AKA Logit Regression, Maximum-Entropy Classification

Even though it’s got “Regression” in its name, Logistic Regression is our first classification method.

How do we predict a category?

  • Regressors predict a numerical value.
  • Classifiers predict a category class.

Logistic Regression is a classifier.

Logistic regression is a linear model.

Image via Towards Data Science, Data Camp

Instead of predicting a value, we predict the probability of a category.

Traditional logistic regression is a binary classifier.

Calculating Logistic Regression

Let’s create a model to classify penguins by species.

First, load in the penguins dataset in Seaborn.

penguins = pd.read_csv("https://jrladd.com/CIS241/data/penguins.csv")

Now create a scatter plot showing two numeric variables from this dataset, using the species variable as different colors for the dots.

Make this about just two variables.

We will learn to train a multiclass logistic regression later. For now, we should filter our data so we have just two variables. Let’s create a gentoo_chinstrap dataframe that has just those two species.

Now let’s select some predictors.

Make a pairplot showing the relationship between all the numerical variables in this dataset. Also visualize the correlation matrix for the same variables.

Do we have any multicollinearity here? What should we do about it?

Split the data into training and test sets.

This works just like it did for linear regression. We don’t have any categorical predictors this time, but that would be the same too.

Run the train_test_split function now. What should you use as a test size?

Fit a logistic regression model

# We need a different class from sklearn
from sklearn.linear_model import LogisticRegression

Do you need to drop null values?

Setting model hyperparameters

  • penalty: By default, scikit-learn regularizes your predictors. This could lead to unpredictable results for non-normalized data! For now, always set this to None.
  • solver: This is the underlying algorithm scikit-learn will use to calculate the coefficients. The lbfgs solver is the default and is good for small datasets.
  • random_state: As in train_test_split, this should always be set to ensure repeatability.

For more on this, read Scikit-learns Defaults Are Wrong.

Interpreting and Validating Logistic Regression Results

We can print the intercept and the coefficents, just like in linear regression.

How do the odds change for each unit of the predictor?

Instead of predicting a value, we can predict the probability that our new data will fall into category.

We need to store predictions, probabilities, and categories (i.e. classes).

There is no RMSE or \(R^{2}\) for logistic regression.

So how do we assess our model instead?

Validate classifiers with the confusion matrix.

Confusion matrix for our penguin model.

From the confusion matrix, we get scores for our model.

  • accuracy: the proportion of cases classified correctly
  • precision: the proportion of predicted values that are correct
  • recall: the proportion of all values that are correctly classified
  • specificity: the recall score for the other category

Use the classfication report to get all of these metrics in scikit-learn.

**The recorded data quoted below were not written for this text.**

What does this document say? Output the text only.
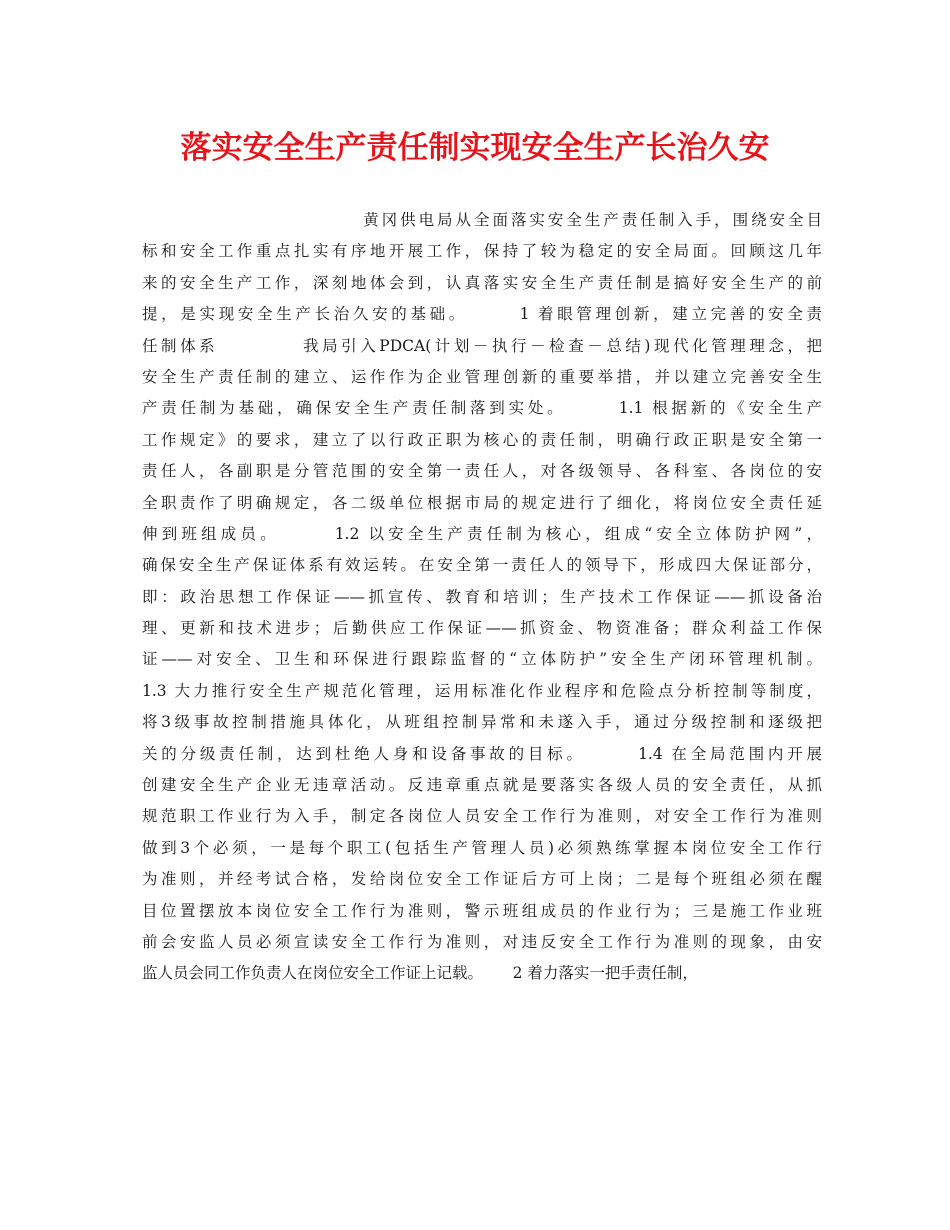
落实安全生产责任制实现安全生产长治久安
黄冈供电局从全面落实安全生产责任制入手，围绕安全目
标和安全工作重点扎实有序地开展工作，保持了较为稳定的安全局面。回顾这几年
来的安全生产工作，深刻地体会到，认真落实安全生产责任制是搞好安全生产的前
提，是实现安全生产长治久安的基础。      1 着眼管理创新，建立完善的安全责
任制体系          我局引入PDCA(计划－执行－检查－总结)现代化管理理念，把
安全生产责任制的建立、运作作为企业管理创新的重要举措，并以建立完善安全生
产责任制为基础，确保安全生产责任制落到实处。      1.1 根据新的《安全生产
工作规定》的要求，建立了以行政正职为核心的责任制，明确行政正职是安全第一
责任人，各副职是分管范围的安全第一责任人，对各级领导、各科室、各岗位的安
全职责作了明确规定，各二级单位根据市局的规定进行了细化，将岗位安全责任延
伸到班组成员。      1.2 以安全生产责任制为核心，组成“安全立体防护网”，
确保安全生产保证体系有效运转。在安全第一责任人的领导下，形成四大保证部分，
即：政治思想工作保证——抓宣传、教育和培训；生产技术工作保证——抓设备治
理、更新和技术进步；后勤供应工作保证——抓资金、物资准备；群众利益工作保
证——对安全、卫生和环保进行跟踪监督的“立体防护”安全生产闭环管理机制。
1.3 大力推行安全生产规范化管理，运用标准化作业程序和危险点分析控制等制度，
将3级事故控制措施具体化，从班组控制异常和未遂入手，通过分级控制和逐级把
关的分级责任制，达到杜绝人身和设备事故的目标。      1.4 在全局范围内开展
创建安全生产企业无违章活动。反违章重点就是要落实各级人员的安全责任，从抓
规范职工作业行为入手，制定各岗位人员安全工作行为准则，对安全工作行为准则
做到3个必须，一是每个职工(包括生产管理人员)必须熟练掌握本岗位安全工作行
为准则，并经考试合格，发给岗位安全工作证后方可上岗；二是每个班组必须在醒
目位置摆放本岗位安全工作行为准则，警示班组成员的作业行为；三是施工作业班
前会安监人员必须宣读安全工作行为准则，对违反安全工作行为准则的现象，由安
监人员会同工作负责人在岗位安全工作证上记载。      2 着力落实一把手责任制，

There are individual functions for these, too.

Cross-validation lets you compare multiple runs of the model with different training data.

This works the same as it did for regression, but it returns accuracy instead of \(R^2\) score.

Plot the model’s recall with the ROC Curve.

This only works for binary classifiers!

  • ROC: Receiver Operating Characteristics
  • AUC: Area Under the Curve (This measure is written right on the ROC Curve plot!)